I see their talents as valuable, filling a void that is needed from the artists, but yet, they are not seeing our skills as artists as valuable in return, except to snatch ideas from, or borrow a figurehead image from. This is deeply concerning to me on a large scale, although I do not know how to fix it. It breaks my heart that I personally know some of the most talented people in the industry, and they are not even close to finding support for what they do, some are like me, too overwhelmed being mediocre at a minimum wage day job while dreaming of bigger opportunities for what they've spent twenty years preparing for, or, they are bringing in pennies by producing some kind of commercially acceptable watered down version of their art, or they are working on the backs of family or loved ones. Mentorships and opportunities to partner with experienced artists is one of the most important ways an artist can grow and learn, but if an artist doesn't have a studio to begin with, they can't bring in a younger artist to learn. Competition in front of peers and expert curators is needed, and knowledge of the creation process is essential to grow as an artist, and the opportunity for the public to see the talent that our communities offer is ESSENTIAL to the growth of the artists. The public is currently unaware of the selection of art and music offered, and instead they are getting "cultural programming" selected by a small group of curators.

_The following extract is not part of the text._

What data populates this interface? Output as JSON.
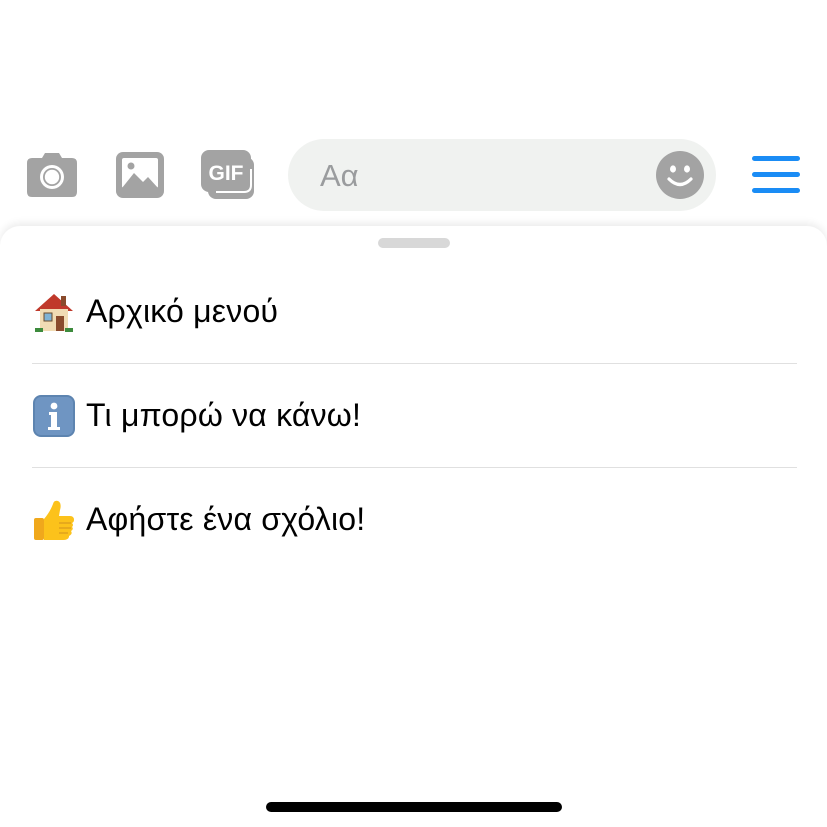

Arts Industry Alliance and their TEAM initiative is one of only a few organizations that I have felt I can get behind. The mentorships and peer to peer exchanges that have been taking place are beyond amazing and inspiring, and the advisors and Director Scott Ruffner are actually LISTENING to what artists need, and applying it to a growing and organic public dialogue and business model that is defined by what artists are asking of it. Ruffner has been speaking on behalf of a large cross section of artists and putting himself in the line of fire on our behalf. He takes the hits for us every time he speaks up. AIA as a group is also doing the ballsy dirty business of both calling out the institutions that are making questionable decisions, while promoting and propping up the entities that are doing it right and keeping the talent pool moving forward with strength and dignity. I have been honored to be a part of AIA over the last couple years, as they take my opinion, stresses and experience with total seriousness, and they have connected me with the work and mentorships that I need to keep me on the right track to maintain a career as an artist. I can't be more impressed with the willingness to put themselves out there for the greater good of the art scene itself. Bravo AIA & TEAM, you haven't let me down.